Pending Legislation Seeks to Curb Third-Party Litigation Funding
Two bills making their way through Congress aim to limit the effects of third-party litigation funding on U.S. court systems. Support from APCIA and the broader liability insurance market is vital to their success, but what exactly do these bills propose?
August 11, 2025

The American Property Casualty Insurance Association (APCIA) has long supported initiatives to reduce the impact of third-party litigation funding (TPLF), particularly as it relates to legal system abuse. Recently, the House Judiciary Subcommittee on Courts, Intellectual Property, Artificial Intelligence, and the Internet held a hearing on “Foreign Abuse of U.S. Courts” to further discuss the matter, with APCIA commending their efforts.
“Third-party litigation funding creates conflicts for plaintiff attorneys, increases costs of litigation, and can even undermine our national security,” said Mark Walls, Chief Marketing Officer at Safety National. “In order to uphold the integrity of our court system, legislation needs to be enacted at both the federal and state levels, which creates transparency around these funding strategies.”
Here, we review the potential benefits of each bill and its implications for the liability market.
H.R. 1109: Litigation Transparency Act
Introduced in February 2025, this bill remains under review with the House Judiciary Committee. If passed, it would require civil litigants to disclose any TPLF, including hedge funds, private financiers, or shell entities, that could potentially profit from a case outcome. Funders must be identified, and funding agreements must be produced within 10 days of the agreement’s filing or execution.

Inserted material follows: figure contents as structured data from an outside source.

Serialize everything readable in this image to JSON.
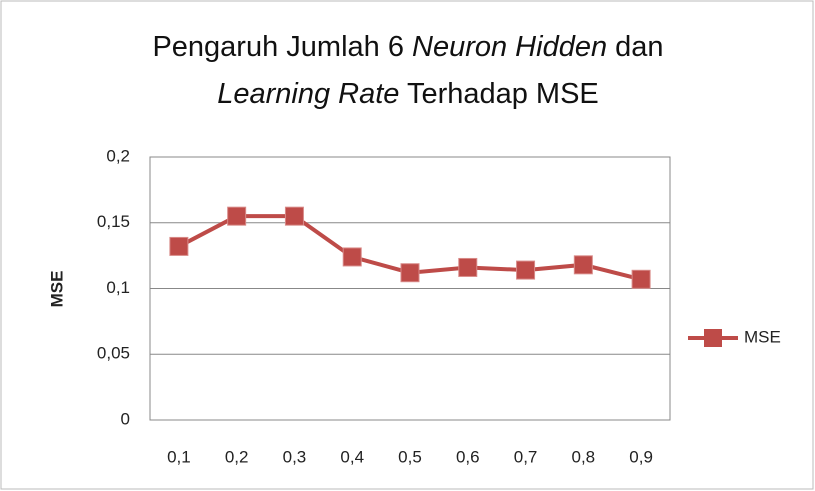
{
  "chart_data": {
    "type": "line",
    "title": [
      "Pengaruh Jumlah 6 Neuron Hidden dan",
      "Learning Rate Terhadap MSE"
    ],
    "title_italic": [
      "Neuron Hidden",
      "Learning Rate"
    ],
    "ylabel": "MSE",
    "categories": [
      "0,1",
      "0,2",
      "0,3",
      "0,4",
      "0,5",
      "0,6",
      "0,7",
      "0,8",
      "0,9"
    ],
    "series": [
      {
        "name": "MSE",
        "color": "#be4b48",
        "values": [
          0.132,
          0.155,
          0.155,
          0.124,
          0.112,
          0.116,
          0.114,
          0.118,
          0.107
        ]
      }
    ],
    "ylim": [
      0,
      0.2
    ],
    "yticks": [
      {
        "value": 0,
        "label": "0"
      },
      {
        "value": 0.05,
        "label": "0,05"
      },
      {
        "value": 0.1,
        "label": "0,1"
      },
      {
        "value": 0.15,
        "label": "0,15"
      },
      {
        "value": 0.2,
        "label": "0,2"
      }
    ],
    "grid": true,
    "legend": "right"
  }
}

This bill could be monumental for the liability insurance market. By exposing undisclosed litigation funders, especially in high-exposure general liability, professional liability, and auto liability cases, insurers would have clearer insight into the forces shaping claim valuation and litigation strategy. Greater transparency could reduce frivolous or profit-driven lawsuits, support more accurate reserving and defense planning, and ultimately help control claims cost and legal uncertainty.
H.R. 2675: Protecting Our Courts from Foreign Manipulation Act
Still awaiting committee action, H.R. 2675 was introduced in April 2025, seeking to gain disclosure of foreign-affiliated third-party litigation funders. As these funders can pose a significant risk to national security, improved data through the Department of Justice (DOJ) reporting could boost legal integrity and risk visibility. Disclosures would need to include funders’ identity, citizenship or incorporation, and any funding agreements, including certification of sources. Most importantly, it would prohibit foreign governments and sovereign wealth funds from funding U.S. federal legislation, with mandated annual reporting from the DOJ.
In the context of the liability market, this bill introduces vital safeguards against external manipulation in high-stakes tort litigation. Foreign-backed litigation has the potential to distort jury outcomes, inflate verdicts, and create systemic instability for insurers. These disclosures would help carriers better evaluate exposure and limit geopolitical risk factors influencing claim dynamics.